Tess shook her head. “Whatever.” She turned back to me. “Are you going to the dance?”
“I’m not really much of a dancer,” I said.
Behind Tess, Jai grimaced and began shaking his head like crazy. Obviously, he didn’t like my answer.
I pretended not to notice. But when Tess didn’t say anything, I started to feel guilty.
“Are you going?” I said to fill the silence.
She shrugged. “Maybe. It depends.”
“On what?”
“On who else is going, for one thing. And the newspaper, for another. It comes out next Friday, which means I could be up all Thursday night, making sure it’s ready. I might be totally wiped. I guess I’ll have to wait and see.”
“Yeah, me too,” I said. I glanced at Jai. He was all smiles.
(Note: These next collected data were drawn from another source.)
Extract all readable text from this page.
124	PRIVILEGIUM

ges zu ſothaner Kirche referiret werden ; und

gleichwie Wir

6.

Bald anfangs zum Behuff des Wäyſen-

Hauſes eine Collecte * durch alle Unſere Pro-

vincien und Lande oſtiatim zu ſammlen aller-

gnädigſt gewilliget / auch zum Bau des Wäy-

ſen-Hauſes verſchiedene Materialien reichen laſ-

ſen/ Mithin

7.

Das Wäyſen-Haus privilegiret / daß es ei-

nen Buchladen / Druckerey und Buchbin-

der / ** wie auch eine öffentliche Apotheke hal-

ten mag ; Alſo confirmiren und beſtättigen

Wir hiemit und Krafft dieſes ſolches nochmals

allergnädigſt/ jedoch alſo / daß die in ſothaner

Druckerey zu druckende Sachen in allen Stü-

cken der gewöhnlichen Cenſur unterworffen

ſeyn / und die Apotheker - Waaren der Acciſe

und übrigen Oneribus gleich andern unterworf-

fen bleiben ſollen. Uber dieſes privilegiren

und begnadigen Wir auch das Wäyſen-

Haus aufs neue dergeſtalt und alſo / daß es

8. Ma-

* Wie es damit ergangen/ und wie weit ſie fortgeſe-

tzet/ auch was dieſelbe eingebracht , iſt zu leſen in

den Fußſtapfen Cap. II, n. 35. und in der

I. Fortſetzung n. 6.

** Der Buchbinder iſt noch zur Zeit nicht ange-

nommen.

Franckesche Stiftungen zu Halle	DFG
It was the first free weekend I’d had since school had started — no volleyball and no homework — so I should have felt great. But I didn’t. There were a million thoughts tearing around inside my head, and I couldn’t seem to sort them out.
“Would you please sit down,” Mom complained, whipping a cushion at me. “You’re driving me nuts!”
“I can’t.” I chucked the cushion back and took another lap around the living room. “I’m restless.”
“Who would’ve guessed?” Mom said sarcastically. “Why don’t you go for a run?”
“That won’t help.”
Mom headed for the coat cupboard and grabbed her jacket. “I have to pick up a few things at the drugstore. Why don’t you come with me? The walk will do you good.”
I shook my head.
“Suit yourself,” she sighed. As she let herself out the door she added, “But try not to wear a hole in the carpet, okay?”